3.1. Olive Plant Symptoms

Different virus-like symptoms, such as yellow leaf discoloration, defoliation, and tree decline (Figure 1), were observed in 24 out of the 94 olive plants analyzed in this study (25.5%). Two plants were selected for HTS analysis: sample 64.1 showing yellow leaf discoloration, defoliation, and tree decline, cultivar Serrana collected from Castellón; and sample 66.5 showing yellow leaf discoloration and extensive defoliation, cultivar Picual collected from Jaén.

3.2. HTS Analysis of Olive Symptomatic Plants

HTS raw data obtained from sample 64.1 were subjected to adapter trimming and read quality control in CLC Genomics Workbench, yielding a total of 37,891,771 quality reads. A host genome subtraction step was performed, resulting in 2,489,383 olive-unrelated reads. De novo assembly produced a total of 7762 contigs longer than 200 nt. BLASTN/X analysis of the contigs revealed the presence of three contigs related to plant viruses: two contigs related to OLYaV (10,452 nt and 5917 nt) and one contig related to OEGV DNA-A segment (1034 nt).
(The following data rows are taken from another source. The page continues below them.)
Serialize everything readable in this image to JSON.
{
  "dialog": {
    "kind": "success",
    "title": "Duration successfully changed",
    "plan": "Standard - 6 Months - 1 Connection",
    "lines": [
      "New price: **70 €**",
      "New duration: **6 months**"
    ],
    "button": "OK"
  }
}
Contig extension by mapping the reads against the contigs by Geneious Prime software allowed the recovery of a near full-length OLYaV genome of 16,700 nt (average coverage 149×) that was deposited in the databases (isolate V64, accession number MW056495). These results indicate the presence of OLYaV in the sample. To the best of our knowledge, this is the first OLYaV complete genomic sequence of a Spanish isolate and the second full-length available genome for this viral species.
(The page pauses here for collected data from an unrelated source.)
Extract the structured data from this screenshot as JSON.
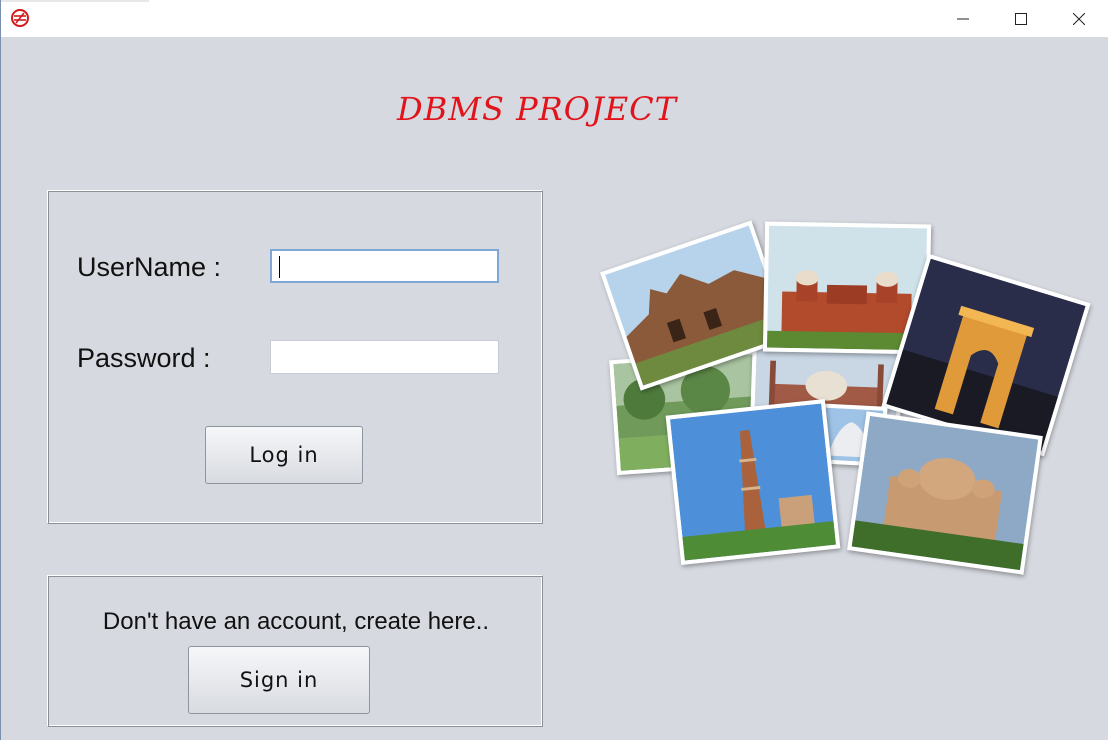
{
  "window": {
    "app_icon": "metro-logo-icon",
    "controls": {
      "minimize": "minimize-icon",
      "maximize": "maximize-icon",
      "close": "close-icon"
    }
  },
  "header": {
    "title": "DBMS PROJECT"
  },
  "login": {
    "username_label": "UserName :",
    "username_value": "",
    "password_label": "Password :",
    "password_value": "",
    "login_button": "Log in"
  },
  "signup": {
    "prompt": "Don't have an account, create here..",
    "signin_button": "Sign in"
  },
  "collage": {
    "photos": [
      "purana-qila",
      "red-fort",
      "india-gate",
      "park",
      "jama-masjid",
      "lotus-temple",
      "qutub-minar",
      "akshardham"
    ]
  },
  "colors": {
    "background": "#d6d9e0",
    "title": "#e0141a",
    "input_focus_border": "#7fa7d6"
  }
}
A similar analysis was performed to recover a near complete OEGV DNA-A genomic segment of 2557 nt (average coverage 323×, genomic position 14-2570) representing the complete coding sequence. It is important to note that no sequences corresponding to the DNA-B genomic segment of the virus were found in this analysis. However, the HTS results indicate the presence of OEGV in sample 64.1. To our knowledge, this is the first report of OEGV in olive in Spain.
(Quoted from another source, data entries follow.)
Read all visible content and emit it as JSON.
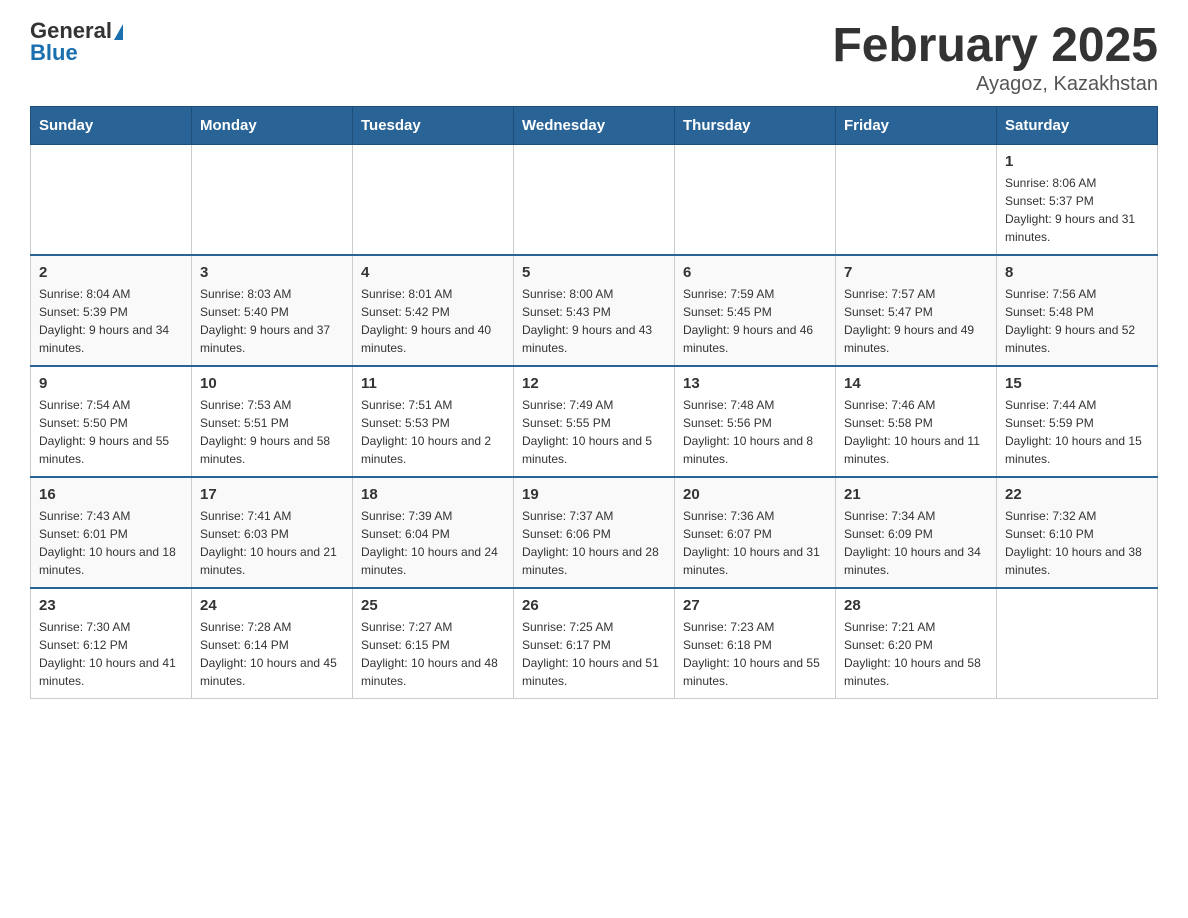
{
  "header": {
    "logo_general": "General",
    "logo_blue": "Blue",
    "month_title": "February 2025",
    "location": "Ayagoz, Kazakhstan"
  },
  "weekdays": [
    "Sunday",
    "Monday",
    "Tuesday",
    "Wednesday",
    "Thursday",
    "Friday",
    "Saturday"
  ],
  "weeks": [
    [
      {
        "day": "",
        "sunrise": "",
        "sunset": "",
        "daylight": ""
      },
      {
        "day": "",
        "sunrise": "",
        "sunset": "",
        "daylight": ""
      },
      {
        "day": "",
        "sunrise": "",
        "sunset": "",
        "daylight": ""
      },
      {
        "day": "",
        "sunrise": "",
        "sunset": "",
        "daylight": ""
      },
      {
        "day": "",
        "sunrise": "",
        "sunset": "",
        "daylight": ""
      },
      {
        "day": "",
        "sunrise": "",
        "sunset": "",
        "daylight": ""
      },
      {
        "day": "1",
        "sunrise": "Sunrise: 8:06 AM",
        "sunset": "Sunset: 5:37 PM",
        "daylight": "Daylight: 9 hours and 31 minutes."
      }
    ],
    [
      {
        "day": "2",
        "sunrise": "Sunrise: 8:04 AM",
        "sunset": "Sunset: 5:39 PM",
        "daylight": "Daylight: 9 hours and 34 minutes."
      },
      {
        "day": "3",
        "sunrise": "Sunrise: 8:03 AM",
        "sunset": "Sunset: 5:40 PM",
        "daylight": "Daylight: 9 hours and 37 minutes."
      },
      {
        "day": "4",
        "sunrise": "Sunrise: 8:01 AM",
        "sunset": "Sunset: 5:42 PM",
        "daylight": "Daylight: 9 hours and 40 minutes."
      },
      {
        "day": "5",
        "sunrise": "Sunrise: 8:00 AM",
        "sunset": "Sunset: 5:43 PM",
        "daylight": "Daylight: 9 hours and 43 minutes."
      },
      {
        "day": "6",
        "sunrise": "Sunrise: 7:59 AM",
        "sunset": "Sunset: 5:45 PM",
        "daylight": "Daylight: 9 hours and 46 minutes."
      },
      {
        "day": "7",
        "sunrise": "Sunrise: 7:57 AM",
        "sunset": "Sunset: 5:47 PM",
        "daylight": "Daylight: 9 hours and 49 minutes."
      },
      {
        "day": "8",
        "sunrise": "Sunrise: 7:56 AM",
        "sunset": "Sunset: 5:48 PM",
        "daylight": "Daylight: 9 hours and 52 minutes."
      }
    ],
    [
      {
        "day": "9",
        "sunrise": "Sunrise: 7:54 AM",
        "sunset": "Sunset: 5:50 PM",
        "daylight": "Daylight: 9 hours and 55 minutes."
      },
      {
        "day": "10",
        "sunrise": "Sunrise: 7:53 AM",
        "sunset": "Sunset: 5:51 PM",
        "daylight": "Daylight: 9 hours and 58 minutes."
      },
      {
        "day": "11",
        "sunrise": "Sunrise: 7:51 AM",
        "sunset": "Sunset: 5:53 PM",
        "daylight": "Daylight: 10 hours and 2 minutes."
      },
      {
        "day": "12",
        "sunrise": "Sunrise: 7:49 AM",
        "sunset": "Sunset: 5:55 PM",
        "daylight": "Daylight: 10 hours and 5 minutes."
      },
      {
        "day": "13",
        "sunrise": "Sunrise: 7:48 AM",
        "sunset": "Sunset: 5:56 PM",
        "daylight": "Daylight: 10 hours and 8 minutes."
      },
      {
        "day": "14",
        "sunrise": "Sunrise: 7:46 AM",
        "sunset": "Sunset: 5:58 PM",
        "daylight": "Daylight: 10 hours and 11 minutes."
      },
      {
        "day": "15",
        "sunrise": "Sunrise: 7:44 AM",
        "sunset": "Sunset: 5:59 PM",
        "daylight": "Daylight: 10 hours and 15 minutes."
      }
    ],
    [
      {
        "day": "16",
        "sunrise": "Sunrise: 7:43 AM",
        "sunset": "Sunset: 6:01 PM",
        "daylight": "Daylight: 10 hours and 18 minutes."
      },
      {
        "day": "17",
        "sunrise": "Sunrise: 7:41 AM",
        "sunset": "Sunset: 6:03 PM",
        "daylight": "Daylight: 10 hours and 21 minutes."
      },
      {
        "day": "18",
        "sunrise": "Sunrise: 7:39 AM",
        "sunset": "Sunset: 6:04 PM",
        "daylight": "Daylight: 10 hours and 24 minutes."
      },
      {
        "day": "19",
        "sunrise": "Sunrise: 7:37 AM",
        "sunset": "Sunset: 6:06 PM",
        "daylight": "Daylight: 10 hours and 28 minutes."
      },
      {
        "day": "20",
        "sunrise": "Sunrise: 7:36 AM",
        "sunset": "Sunset: 6:07 PM",
        "daylight": "Daylight: 10 hours and 31 minutes."
      },
      {
        "day": "21",
        "sunrise": "Sunrise: 7:34 AM",
        "sunset": "Sunset: 6:09 PM",
        "daylight": "Daylight: 10 hours and 34 minutes."
      },
      {
        "day": "22",
        "sunrise": "Sunrise: 7:32 AM",
        "sunset": "Sunset: 6:10 PM",
        "daylight": "Daylight: 10 hours and 38 minutes."
      }
    ],
    [
      {
        "day": "23",
        "sunrise": "Sunrise: 7:30 AM",
        "sunset": "Sunset: 6:12 PM",
        "daylight": "Daylight: 10 hours and 41 minutes."
      },
      {
        "day": "24",
        "sunrise": "Sunrise: 7:28 AM",
        "sunset": "Sunset: 6:14 PM",
        "daylight": "Daylight: 10 hours and 45 minutes."
      },
      {
        "day": "25",
        "sunrise": "Sunrise: 7:27 AM",
        "sunset": "Sunset: 6:15 PM",
        "daylight": "Daylight: 10 hours and 48 minutes."
      },
      {
        "day": "26",
        "sunrise": "Sunrise: 7:25 AM",
        "sunset": "Sunset: 6:17 PM",
        "daylight": "Daylight: 10 hours and 51 minutes."
      },
      {
        "day": "27",
        "sunrise": "Sunrise: 7:23 AM",
        "sunset": "Sunset: 6:18 PM",
        "daylight": "Daylight: 10 hours and 55 minutes."
      },
      {
        "day": "28",
        "sunrise": "Sunrise: 7:21 AM",
        "sunset": "Sunset: 6:20 PM",
        "daylight": "Daylight: 10 hours and 58 minutes."
      },
      {
        "day": "",
        "sunrise": "",
        "sunset": "",
        "daylight": ""
      }
    ]
  ]
}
With the aim of detecting OEGV DNA-B sequences and recovering the full-length genome, the total 37,891,771 quality reads (avoiding a host genome subtraction step) were mapped against a complete OEGV genome available in the databases (MW316657 and MW316658) using CLC Genomics Workbench. This analysis allowed the recovery of the OEGV full-length genome of 2775 nt (DNA-A, average coverage 386.9×) and 2763 nt (DNA-B, average coverage 156.3×), named isolate OEGV-V64.1 (deposited in the databases, accession numbers OK475023 and OK475024).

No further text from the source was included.